ABSTRACT

This article seeks to unsettle representational practices enacted through dominant multicultural pedagogical approaches in the early childhood classroom. Drawing from a research study in early childhood centers that investigated practitioners’ and children’s negotiations of racial difference, I explore how multicultural pedagogical approaches in early childhood spaces present a risk through the potential for static representations of difference and diversity. I argue that these approaches potentially reproduce inequalities and delimit ways of engaging with difference and diversity through prescribing identity and dampening capacities for certain bodies in certain spaces. I offer possibilities for movements away from pre-defined and prescriptive approaches toward complexified approaches that require close attunement to the emergence of material-discursive assemblages. Attention to relational becomings has the potential to open possibilities for socially just early childhood pedagogies that enact a micropolitical engagement with the material-discursive entanglements of everyday encounters.

Getting it Right…

On a small table in a preschool classroom in British Columbia sits a mirror, white paper, a package of eight markers ranging in colors from dark brown to light cream marked as “apricot,” “peach,” “tan,” “sepia,” 108 “burnt sienna,” “mahogany,” “Black,” and “White.” On the bright yellow and green package of markers there is a green and blue earth globe, inside of which are the drawn faces of four smiling children of different hues surrounded by the words “multicultural” “multiculterel.” A four-year-old girl child-body sits on a chair facing the mirror. She moves to pick up a light cream “peach “-colored marker. She presses the marker down on a white piece of paper, and then looks intently at her face in the mirror. She repeats this several times, with different markers. She moves to put down yet another marker, and then pick up a darker-colored “tan” marker She removes the lid, and presses the tip down on the paper. She looks in the mirror, and then picks up the lid, places the lid back on the marker, and looks around the table. She exclaims loudly, “I got the right color!” with a big smile at the two female-adult bodies that sit near her. She presses the marker on the paper and draws a dark brown oval face.
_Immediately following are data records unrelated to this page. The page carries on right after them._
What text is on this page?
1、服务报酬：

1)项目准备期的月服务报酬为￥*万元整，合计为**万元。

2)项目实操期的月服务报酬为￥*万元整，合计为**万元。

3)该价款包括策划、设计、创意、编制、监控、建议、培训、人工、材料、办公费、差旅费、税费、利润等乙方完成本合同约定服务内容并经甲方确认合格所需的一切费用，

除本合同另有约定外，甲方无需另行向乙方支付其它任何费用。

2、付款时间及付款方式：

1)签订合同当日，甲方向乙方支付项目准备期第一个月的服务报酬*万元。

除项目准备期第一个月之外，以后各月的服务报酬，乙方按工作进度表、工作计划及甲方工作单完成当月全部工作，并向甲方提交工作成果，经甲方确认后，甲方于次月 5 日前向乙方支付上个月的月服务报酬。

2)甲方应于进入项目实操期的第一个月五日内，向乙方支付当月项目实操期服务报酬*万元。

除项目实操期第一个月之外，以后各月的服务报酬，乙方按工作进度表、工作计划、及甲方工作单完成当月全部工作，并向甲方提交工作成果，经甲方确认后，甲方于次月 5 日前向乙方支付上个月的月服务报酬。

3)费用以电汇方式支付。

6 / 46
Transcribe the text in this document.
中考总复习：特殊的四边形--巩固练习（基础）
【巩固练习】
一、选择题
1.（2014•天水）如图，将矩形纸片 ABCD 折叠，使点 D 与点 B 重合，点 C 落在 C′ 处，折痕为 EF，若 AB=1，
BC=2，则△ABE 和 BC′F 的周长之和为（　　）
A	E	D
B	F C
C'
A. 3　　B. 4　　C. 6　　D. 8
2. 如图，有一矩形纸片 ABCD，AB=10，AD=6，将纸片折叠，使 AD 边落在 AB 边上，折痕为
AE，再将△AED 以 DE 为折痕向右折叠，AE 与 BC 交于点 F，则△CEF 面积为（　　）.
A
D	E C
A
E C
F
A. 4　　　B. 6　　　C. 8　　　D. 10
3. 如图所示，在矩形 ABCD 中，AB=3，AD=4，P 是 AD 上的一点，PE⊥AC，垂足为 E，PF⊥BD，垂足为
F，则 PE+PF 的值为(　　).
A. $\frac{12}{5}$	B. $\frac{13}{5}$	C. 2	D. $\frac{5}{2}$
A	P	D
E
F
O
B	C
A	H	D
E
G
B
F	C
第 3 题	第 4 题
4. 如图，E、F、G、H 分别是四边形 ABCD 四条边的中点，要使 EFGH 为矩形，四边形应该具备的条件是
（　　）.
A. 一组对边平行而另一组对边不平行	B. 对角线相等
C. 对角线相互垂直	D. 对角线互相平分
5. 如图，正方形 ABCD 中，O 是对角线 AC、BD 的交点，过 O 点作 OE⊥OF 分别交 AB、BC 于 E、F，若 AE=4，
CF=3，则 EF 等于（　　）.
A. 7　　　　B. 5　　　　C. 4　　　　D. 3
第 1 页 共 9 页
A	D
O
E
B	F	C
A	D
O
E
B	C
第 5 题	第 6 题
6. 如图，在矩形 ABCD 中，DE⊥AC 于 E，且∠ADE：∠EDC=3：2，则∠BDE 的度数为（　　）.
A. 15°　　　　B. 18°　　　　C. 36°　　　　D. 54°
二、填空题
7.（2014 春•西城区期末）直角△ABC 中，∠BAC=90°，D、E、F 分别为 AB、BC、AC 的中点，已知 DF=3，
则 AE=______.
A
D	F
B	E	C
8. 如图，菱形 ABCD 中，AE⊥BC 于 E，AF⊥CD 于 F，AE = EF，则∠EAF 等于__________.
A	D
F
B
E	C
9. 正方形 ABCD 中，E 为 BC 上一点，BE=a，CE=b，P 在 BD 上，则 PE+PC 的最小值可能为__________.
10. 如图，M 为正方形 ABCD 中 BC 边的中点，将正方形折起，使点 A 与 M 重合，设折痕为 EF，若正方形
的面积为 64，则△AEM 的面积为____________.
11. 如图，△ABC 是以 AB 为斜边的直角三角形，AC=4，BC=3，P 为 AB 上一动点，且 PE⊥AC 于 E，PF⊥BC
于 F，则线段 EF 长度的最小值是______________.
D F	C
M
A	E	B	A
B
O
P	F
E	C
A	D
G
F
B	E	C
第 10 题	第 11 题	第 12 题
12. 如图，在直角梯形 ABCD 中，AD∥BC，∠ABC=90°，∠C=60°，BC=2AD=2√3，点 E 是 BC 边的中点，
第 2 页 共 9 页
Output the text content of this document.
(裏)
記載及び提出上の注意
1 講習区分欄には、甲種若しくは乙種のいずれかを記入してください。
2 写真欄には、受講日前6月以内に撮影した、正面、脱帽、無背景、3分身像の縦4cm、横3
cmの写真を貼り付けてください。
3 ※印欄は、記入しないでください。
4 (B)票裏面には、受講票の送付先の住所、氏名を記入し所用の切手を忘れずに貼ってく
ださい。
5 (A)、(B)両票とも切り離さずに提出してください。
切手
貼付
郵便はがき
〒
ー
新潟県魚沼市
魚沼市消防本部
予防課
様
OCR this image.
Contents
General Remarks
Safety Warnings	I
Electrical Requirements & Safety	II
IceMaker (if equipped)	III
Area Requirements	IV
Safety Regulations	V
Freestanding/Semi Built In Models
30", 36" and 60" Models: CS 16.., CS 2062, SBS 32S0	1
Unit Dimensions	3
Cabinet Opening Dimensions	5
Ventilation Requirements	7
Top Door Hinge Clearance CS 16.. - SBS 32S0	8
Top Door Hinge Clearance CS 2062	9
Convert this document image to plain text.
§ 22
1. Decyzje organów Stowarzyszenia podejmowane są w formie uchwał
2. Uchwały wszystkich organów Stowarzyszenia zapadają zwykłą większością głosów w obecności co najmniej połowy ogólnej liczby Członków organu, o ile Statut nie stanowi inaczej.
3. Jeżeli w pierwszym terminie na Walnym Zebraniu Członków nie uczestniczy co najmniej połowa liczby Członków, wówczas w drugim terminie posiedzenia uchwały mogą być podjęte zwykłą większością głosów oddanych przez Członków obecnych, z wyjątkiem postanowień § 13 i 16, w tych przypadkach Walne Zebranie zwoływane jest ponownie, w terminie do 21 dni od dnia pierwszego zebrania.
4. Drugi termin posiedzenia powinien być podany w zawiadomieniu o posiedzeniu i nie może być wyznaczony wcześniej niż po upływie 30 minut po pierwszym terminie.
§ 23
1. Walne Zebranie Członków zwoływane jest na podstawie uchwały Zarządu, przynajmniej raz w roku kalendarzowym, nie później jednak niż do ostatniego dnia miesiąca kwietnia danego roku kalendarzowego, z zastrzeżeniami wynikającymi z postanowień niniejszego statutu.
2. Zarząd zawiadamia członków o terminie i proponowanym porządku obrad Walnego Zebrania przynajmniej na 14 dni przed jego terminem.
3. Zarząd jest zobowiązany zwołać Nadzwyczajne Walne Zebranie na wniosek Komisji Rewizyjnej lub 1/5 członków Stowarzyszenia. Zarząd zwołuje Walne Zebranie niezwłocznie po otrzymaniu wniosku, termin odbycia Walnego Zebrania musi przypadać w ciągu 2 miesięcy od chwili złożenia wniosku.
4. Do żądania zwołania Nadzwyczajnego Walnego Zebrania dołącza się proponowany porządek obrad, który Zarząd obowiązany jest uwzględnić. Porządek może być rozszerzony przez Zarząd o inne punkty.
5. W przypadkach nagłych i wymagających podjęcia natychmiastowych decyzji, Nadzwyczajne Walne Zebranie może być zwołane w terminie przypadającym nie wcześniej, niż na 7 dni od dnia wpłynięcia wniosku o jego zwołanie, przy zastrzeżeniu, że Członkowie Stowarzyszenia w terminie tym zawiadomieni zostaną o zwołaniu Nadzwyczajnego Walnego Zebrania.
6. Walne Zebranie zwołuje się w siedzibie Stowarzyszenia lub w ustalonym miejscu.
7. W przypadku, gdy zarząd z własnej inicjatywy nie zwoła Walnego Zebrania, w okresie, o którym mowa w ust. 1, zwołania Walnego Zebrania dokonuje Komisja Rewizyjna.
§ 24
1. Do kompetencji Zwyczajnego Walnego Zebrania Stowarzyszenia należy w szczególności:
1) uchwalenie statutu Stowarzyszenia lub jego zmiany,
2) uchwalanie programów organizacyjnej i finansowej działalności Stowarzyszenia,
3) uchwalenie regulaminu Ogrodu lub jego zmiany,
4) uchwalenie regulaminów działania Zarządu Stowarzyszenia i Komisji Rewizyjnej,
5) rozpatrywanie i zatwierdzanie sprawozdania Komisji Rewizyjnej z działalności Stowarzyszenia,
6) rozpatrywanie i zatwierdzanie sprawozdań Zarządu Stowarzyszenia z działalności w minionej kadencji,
Matching, Mixing and Matching…

A large and thick black book holds together pages of pedagogical narrations throughout the preschool year. One narration is named “Mixing the Colors of Us.” The narration describes how the educators instruct all the children to take the paint and paintbrush and match their skin color with the paint. Images of the children are shown with paintbrush, paint, and paper, around a table. As several child-bodies gather and look at the colors, one child notices that one of the children is different. The child says, “Her skin is a lot yellower then ours.” The educators point out to the children how all the skin colors are different from each other. The children are then instructed to take their “”skin color” paint and mix all the colors together. One light cream color emerges. An image shows the children looking at the light cream color. The children are next instructed to take the light cream color and add colors to it to match it back to their own skin color.